以上兩種自動校正技術,我們都有詳盡的理論分析,已經發表了 IEEE 期刊論文 [1] [3],並且都在申請專利中。

為了驗證上述的校正技術,我們已經設計了一個有 8 支 Flash ADC 子系統之Time-Interleaved ADC 晶片。此晶片包含了所需的多相位時脈產生器並且能自動調整取樣時間誤差。此 ADC 設計目前正在以 0.13 μm CMOS 製程製造中。最終目標是實現一個 800-mW 6-bit 16-GS/s 之 ADC 晶片。

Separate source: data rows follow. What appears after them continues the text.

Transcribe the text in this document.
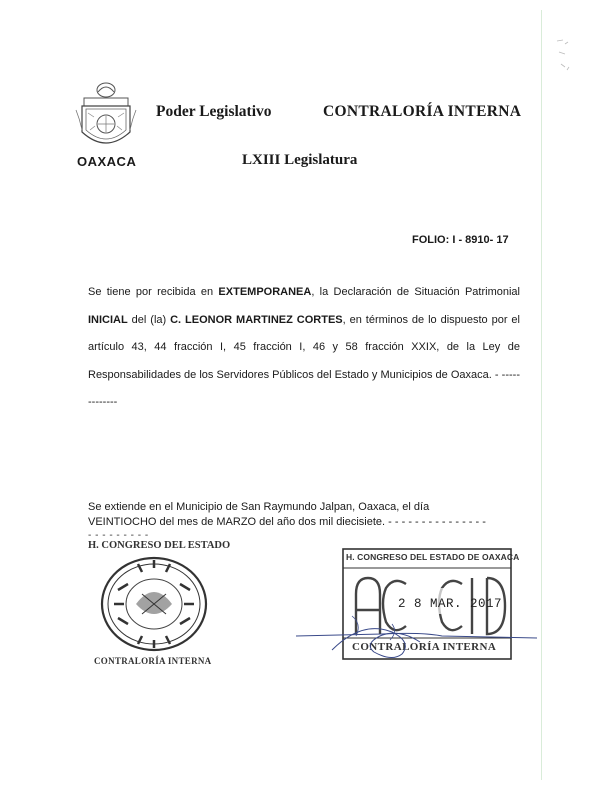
OAXACA
Poder Legislativo	CONTRALORÍA INTERNA
LXIII Legislatura
FOLIO: I - 8910- 17
Se tiene por recibida en EXTEMPORANEA, la Declaración de Situación Patrimonial INICIAL del (la) C. LEONOR MARTINEZ CORTES, en términos de lo dispuesto por el artículo 43, 44 fracción I, 45 fracción I, 46 y 58 fracción XXIX, de la Ley de Responsabilidades de los Servidores Públicos del Estado y Municipios de Oaxaca. - -------------
Se extiende en el Municipio de San Raymundo Jalpan, Oaxaca, el día
VEINTIOCHO del mes de MARZO del año dos mil diecisiete. - - - - - - - - - - - - - - -
- - - - - - - - -
H. CONGRESO DEL ESTADO
CONTRALORÍA INTERNA
H. CONGRESO DEL ESTADO DE OAXACA
2 8 MAR. 2017
CONTRALORÍA INTERNA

本計畫所發表的學術論文如下節所列。 論文在正式發表後,也會置放於主持人的網 頁上: http://www.cc.nctu.edu.tw/~jtwu。

## 五、參考文獻

- [1] C-C Huang and J-T Wu, "A Background Comparator Calibration Technique for Flash Analog-to-Digital Converters," *IEEE Transactions on Circuits and Systems I: Regular Papers*, Vol. 52, No. 9, pp. 1732-1740, Sept. 2005.
- [2] C-C Huang and J-T Wu, "A Statistical Background Calibration Technique for Flash Analog-to-Digital Converters," 2004 IEEE International Symposium on Circuits and Systems, pp. I-125-I-128, May 2004.
- [3] C-Y Wang and J-T Wu, "A Background Timing-Skew Calibration Technique for Time-Interleaved Analog-to-Digital Converters," *IEEE Transactions on Circuits and Systems II:* Express Briefs, Vol. 53, No. 4, pp. 299-303, April 2006.